A deep copy, in addition to copying the member variables, also duplicates the resources they point to. It allocates new memory for the copy and then copies the data from the original resource into the newly allocated space.

How It's Implemented

To perform a deep copy, you must manually override the special member functions. This is known as the Rule of Three (or Rule of Five in C++11 and later). If you need to manage a resource, you should implement:

  1. Copy Constructor: Creates a new object as a copy of another.

  2. Copy Assignment Operator: Overwrites an existing object with a copy of another.

  3. Destructor: Cleans up the resource.

The Solution

By implementing a deep copy, each object manages its own independent resource. The destruction of one object has no effect on the other.

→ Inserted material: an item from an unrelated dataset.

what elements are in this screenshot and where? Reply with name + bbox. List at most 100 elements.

Example: Implementing a Deep Copy

#include <iostream>
#include <cstring>

class DeepString {
public:
    char* data;
    int size;

    // 1. Constructor
    DeepString(const char* str = "") {
        size = strlen(str);
        data = new char[size + 1]; // Allocate memory
        strcpy(data, str);         // Copy data
        std::cout << "Constructor called. Data at " << (void*)data << std::endl;
    }

    // 2. Destructor
    ~DeepString() {
        std::cout << "Destructor called. Deleting data at " << (void*)data << std::endl;
        delete[] data; // Safely deletes its own data
    }

    // 3. Copy Constructor (DEEP COPY)
    DeepString(const DeepString& other) {
        size = other.size;
        data = new char[size + 1];  // <-- ALLOCATE NEW MEMORY
        strcpy(data, other.data);   // <-- COPY THE CONTENT
        std::cout << "DEEP COPY Constructor called. New data at " << (void*)data << std::endl;
    }

    // 4. Copy Assignment Operator (DEEP COPY)
    DeepString& operator=(const DeepString& other) {
        std::cout << "DEEP COPY Assignment called." << std::endl;
        // 1. Self-assignment check
        if (this == &other) {
            return *this;
        }

        // 2. Deallocate old resource
        delete[] data;

        // 3. Allocate new resource and copy
        size = other.size;
        data = new char[size + 1];
        strcpy(data, other.data);

        // 4. Return a reference to the current object
        return *this;
    }
};

int main() {
    std::cout << "--- Creating s1 ---" << std::endl;
    DeepString s1("world");

    std::cout << "\n--- Copying s1 to s2 (deep copy) ---" << std::endl;
    DeepString s2 = s1; // Deep copy constructor is called

    std::cout << "\ns1.data points to: " << (void*)s1.data << std::endl;
    std::cout << "s2.data points to: " << (void*)s2.data << " (Different address!)" << std::endl;

    std::cout << "\n--- Program ends, destructors are called ---" << std::endl;
    // s2 is destroyed, deleting its own data.
    // s1 is destroyed, deleting its own separate data. NO CRASH!
    return 0;
}

3. Summary and Best Practices

Feature Shallow Copy Deep Copy
Pointers Copies the pointer's address. Both objects point to the same memory. Allocates new memory and copies the content. Each object has its own resource.
Implementation Default compiler behavior. No extra code needed. Must be manually implemented (Copy Constructor, Copy Assignment, Destructor).
Ownership Creates shared ownership of a resource, which is dangerous with raw pointers. Each object has exclusive ownership of its resource.
Issues Leads to double-free errors, dangling pointers, and unintended data modification. Safe for resource management but requires more code and overhead (memory allocation is slow).
When to use Safe only when a class contains no raw pointers to dynamic resources, or if shared ownership is explicitly desired (and managed, e.g., with std::shared_ptr). Required whenever a class manages a raw dynamic resource (new/delete).